23 décembre 1980. Un crash d’avion dans le Jura. Une petite libellule de 3 mois tombe du ciel, orpheline. Deux familles que tout oppose se la disputent. La justice tranche : elle sera Émilie Vitral. Aujourd’hui, elle a 18 ans, la vie devant elle mais des questions plein la tête. Qui est-elle vraiment ?

Dix-huit ans que Crédule Grand-Duc, détective privé, se pose la même question. Alors qu’il s’apprête à abandonner, la vérité surgit devant ses yeux, qu’il referme aussitôt, assassiné.

Il ne reste plus à Émilie qu’un vieux carnet de notes, des souvenirs, et Marc, son frère, pour découvrir la vérité…

Comment est-il arrivé entre mes mains :

Ce livre me fait de l’oeil depuis plusieurs années, mais j’ai toujours tellement de chose à lire que j’ai toujours repoussé son achat. Ma soeur a lu il y a quelques semaines  un autre roman de lui. Elle a complimenté son style. Je me suis promis qu’à mon prochain passage à la bliblio j’en emprunterai un de lui.  Et voilà nous y sommes. Il m’aura fallu une toute petite semaine pour en arriver à la fin. Pour rappel, ce livre a été édité en janvier 2012.

Mon avis :  

Voilà un polar qui se lit sans accrochage. Le style est simple et le nombre de personnage suffisant. Le rythme est fluide.
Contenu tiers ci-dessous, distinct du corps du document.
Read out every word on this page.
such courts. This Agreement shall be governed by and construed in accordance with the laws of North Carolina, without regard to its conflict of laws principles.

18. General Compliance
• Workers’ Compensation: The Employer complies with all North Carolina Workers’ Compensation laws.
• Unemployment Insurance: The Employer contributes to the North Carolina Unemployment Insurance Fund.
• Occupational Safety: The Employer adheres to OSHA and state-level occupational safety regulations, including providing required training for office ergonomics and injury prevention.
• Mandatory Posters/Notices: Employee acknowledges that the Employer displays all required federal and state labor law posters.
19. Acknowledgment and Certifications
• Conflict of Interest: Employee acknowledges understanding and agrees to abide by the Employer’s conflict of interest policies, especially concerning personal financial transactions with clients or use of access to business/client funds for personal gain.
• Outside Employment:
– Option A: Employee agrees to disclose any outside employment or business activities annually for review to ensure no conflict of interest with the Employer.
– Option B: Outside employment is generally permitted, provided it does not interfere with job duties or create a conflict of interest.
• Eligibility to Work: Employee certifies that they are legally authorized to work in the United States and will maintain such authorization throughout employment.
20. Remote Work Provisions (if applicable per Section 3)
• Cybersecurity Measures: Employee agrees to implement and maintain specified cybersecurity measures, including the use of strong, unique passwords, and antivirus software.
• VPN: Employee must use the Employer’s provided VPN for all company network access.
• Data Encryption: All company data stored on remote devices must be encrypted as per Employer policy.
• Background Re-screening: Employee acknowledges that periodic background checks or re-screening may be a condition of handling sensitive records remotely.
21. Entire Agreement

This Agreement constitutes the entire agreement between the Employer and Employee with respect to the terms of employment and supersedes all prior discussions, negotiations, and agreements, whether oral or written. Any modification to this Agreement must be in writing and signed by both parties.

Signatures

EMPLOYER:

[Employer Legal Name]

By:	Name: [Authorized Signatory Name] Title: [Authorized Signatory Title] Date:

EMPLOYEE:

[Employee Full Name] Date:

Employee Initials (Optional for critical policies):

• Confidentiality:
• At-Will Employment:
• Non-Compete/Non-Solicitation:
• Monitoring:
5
Les chapitres se déroulant en 1998 et en 1980 se croisent tout au long du livre avec fluidité. L’histoire nous prends au passage. Crédule Grand-Duc avec son cahier vert sait nous tenir en haleine et nous distille au compte goutte des informations sur les personnages. Pour les compulsifs de la lecture, vous n’aurez pas trop de surprise concernant la fin car elle transpire à un moins de 150 pages de la fin. La trame de départ : 1 bébé et 2 identités possibles sur fond de tristesse familiale en font un roman prenant. Lecture facile et satisfaisante pour moi. Je n’hésiterai pas à emprunter rapidement un autre roman de cet auteur.

Ma note : 4/5

Le titre :

Un avion sans elle. Le jeu de mots effectué avec le titre est tout bonnement génial ! Il y a trois lectures possibles :

  • un avion sans ailes, référence direct avec l’avion que se crashe sur le mont terrible.
  • un avion sans elle, référence à l’absence d’un des deux bébés, puisque seul un des deux survit.
  • un avion sans elle, référence directe à la fin du livre, mais je n’en dirai pas plus.

L’auteur :

Michel Bussi est  né à Louviers, en Normandie. Il est professeur de l’université de Rouen et de directeur d’un laboratoire du CNRS. Il est un fervent lecteur depuis tout petit et a dévoré la bibliothèque rose et verte (Comme moi ! C’est la seule similitude, on est d’accord !). Sur son temps libre, il écrit et rencontre son premier succès national avec son roman « Nymphéas noir ». Depuis, les romans s’enchaînent, et ses histoires s’exportent dans 35 pays. Une adaptation cinématographique du roman « Maman à tort est en cours ».

Son dernier roman : On la trouvait plutôt jolie (12 octobre 2017)

L’illustration du livre Marion Tigréat est diplômée de l’École des arts décoratifs de Strasbourg. Elle a débuté sa carrière en tant que graphiste et s’est rapidement tournée vers l’illustration et plus spécifiquement le travail de découpage. Elle a à son actif plusieurs couvertures de roman pour Michel Bussi mais également pour les nouvelles rééditions des romans de Jane Austen. J’aime particulièrement son travail coloré et délicat. Cette couverture par ses motifs fait appel à certains éléments du roman, tout en douceur, tout en poésie.